The government bill that would allow foreign trainees to start working as caregivers — approved by the Lower House this week and set to get Diet approval during the current legislative session — fails to address the inherent contradiction that a scheme designed to provide technical training for interns from overseas is effectively being used to supply cheap labor to make up for the domestic shortage in manpower. The state-sponsored Technical Intern Training Program has been widely criticized as a hotbed of labor abuses, including overworking and underpaying trainees. It isn't the proper way to deal with the staff shortage in the nursing care sector.

The legislation to revamp the foreign trainee program will add nursing care for elderly people to the 74 types of jobs in which the trainees are currently allowed to work for up to three years. In response to the criticism of abusive working conditions for trainees, the bill will create a new oversight body to watch over wrongdoing by employers. It will be empowered to conduct on-site inspection of businesses that hire trainees and organizations that accept and dispatch interns to firms. The maximum term of the apprenticeship will be extended to five years for employers found to observe the highest labor standards.

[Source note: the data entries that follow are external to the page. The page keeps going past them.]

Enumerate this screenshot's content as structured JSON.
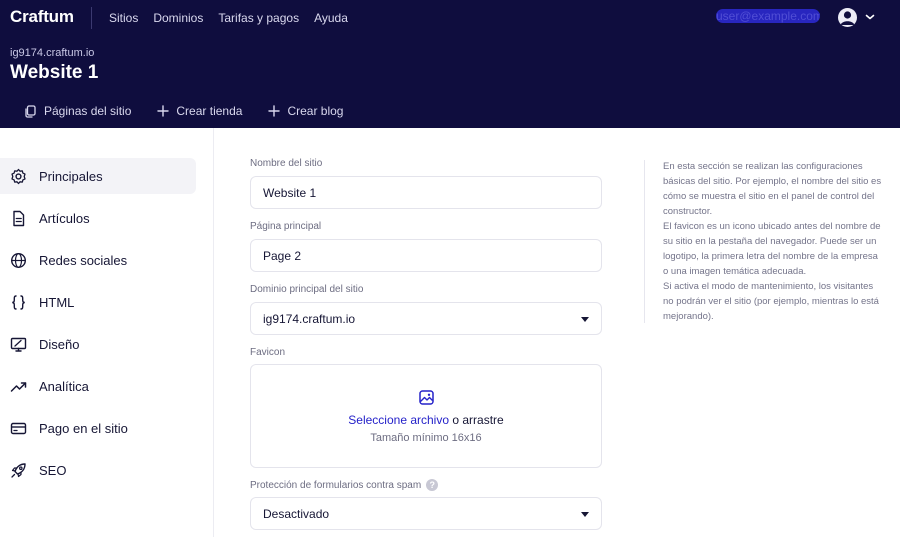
{
  "topbar": {
    "logo": "Craftum",
    "nav": [
      "Sitios",
      "Dominios",
      "Tarifas y pagos",
      "Ayuda"
    ],
    "user_name": "user@example.com"
  },
  "site": {
    "url": "ig9174.craftum.io",
    "title": "Website 1"
  },
  "subnav": {
    "pages": "Páginas del sitio",
    "shop": "Crear tienda",
    "blog": "Crear blog"
  },
  "sidebar": {
    "items": [
      {
        "label": "Principales",
        "icon": "gear-icon"
      },
      {
        "label": "Artículos",
        "icon": "document-icon"
      },
      {
        "label": "Redes sociales",
        "icon": "globe-icon"
      },
      {
        "label": "HTML",
        "icon": "code-braces-icon"
      },
      {
        "label": "Diseño",
        "icon": "monitor-design-icon"
      },
      {
        "label": "Analítica",
        "icon": "trend-icon"
      },
      {
        "label": "Pago en el sitio",
        "icon": "card-icon"
      },
      {
        "label": "SEO",
        "icon": "rocket-icon"
      }
    ],
    "active_index": 0
  },
  "form": {
    "site_name_label": "Nombre del sitio",
    "site_name_value": "Website 1",
    "home_page_label": "Página principal",
    "home_page_value": "Page 2",
    "domain_label": "Dominio principal del sitio",
    "domain_value": "ig9174.craftum.io",
    "favicon_label": "Favicon",
    "favicon_select": "Seleccione archivo",
    "favicon_or": "o arrastre",
    "favicon_hint": "Tamaño mínimo 16x16",
    "spam_label": "Protección de formularios contra spam",
    "spam_help": "?",
    "spam_value": "Desactivado"
  },
  "help": {
    "p1": "En esta sección se realizan las configuraciones básicas del sitio. Por ejemplo, el nombre del sitio es cómo se muestra el sitio en el panel de control del constructor.",
    "p2": "El favicon es un icono ubicado antes del nombre de su sitio en la pestaña del navegador. Puede ser un logotipo, la primera letra del nombre de la empresa o una imagen temática adecuada.",
    "p3": "Si activa el modo de mantenimiento, los visitantes no podrán ver el sitio (por ejemplo, mientras lo está mejorando)."
  },
  "colors": {
    "header_bg": "#0f0d3e",
    "accent": "#2522c9",
    "active_bg": "#f3f3f7"
  }
}
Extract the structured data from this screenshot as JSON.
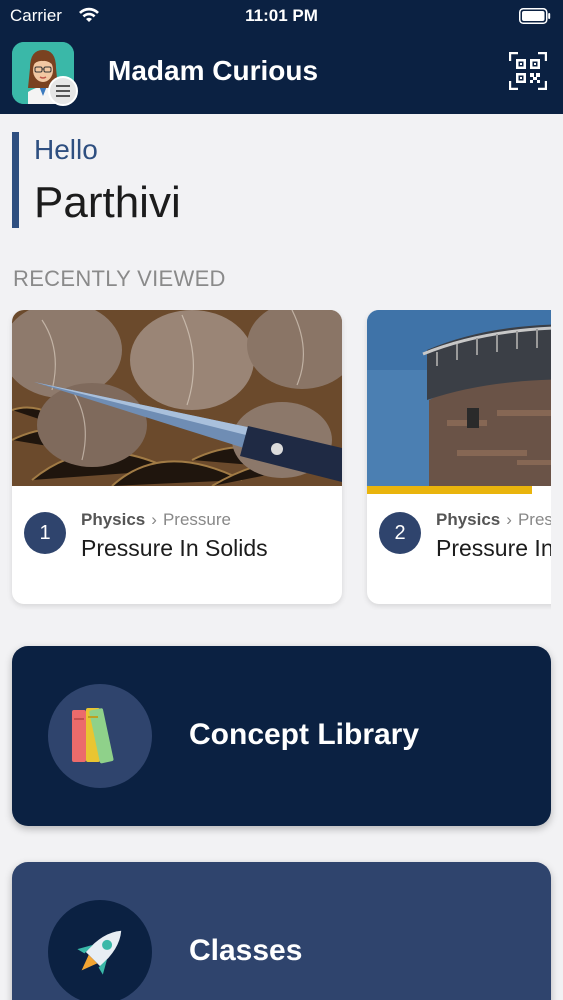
{
  "status_bar": {
    "carrier": "Carrier",
    "time": "11:01 PM"
  },
  "header": {
    "title": "Madam Curious"
  },
  "greeting": {
    "hello": "Hello",
    "name": "Parthivi"
  },
  "recent": {
    "heading": "RECENTLY VIEWED",
    "cards": [
      {
        "index": "1",
        "subject": "Physics",
        "topic": "Pressure",
        "title": "Pressure In Solids",
        "progress": 0
      },
      {
        "index": "2",
        "subject": "Physics",
        "topic": "Pressure",
        "title": "Pressure In Liquids",
        "progress": 0.6
      }
    ]
  },
  "tiles": {
    "concept_library": "Concept Library",
    "classes": "Classes"
  },
  "colors": {
    "navy": "#0b2142",
    "slate": "#2f446d",
    "accent": "#e9b40d",
    "greeting": "#2e4f80"
  },
  "icons": [
    "wifi-icon",
    "battery-icon",
    "teacher-avatar-icon",
    "menu-icon",
    "qr-code-icon",
    "books-icon",
    "rocket-icon"
  ]
}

The program, under which some 210,000 foreign trainees were working in companies and farms across the country as of the end of June, was introduced in 1993 for the purpose of having interns from developing countries acquire technical skills and contribute to the economic development of their country when they return home. The government explains that opening the doors for trainees to work as caregivers is meant to respond to the growing needs of Asian countries whose population is similarly rapidly aging.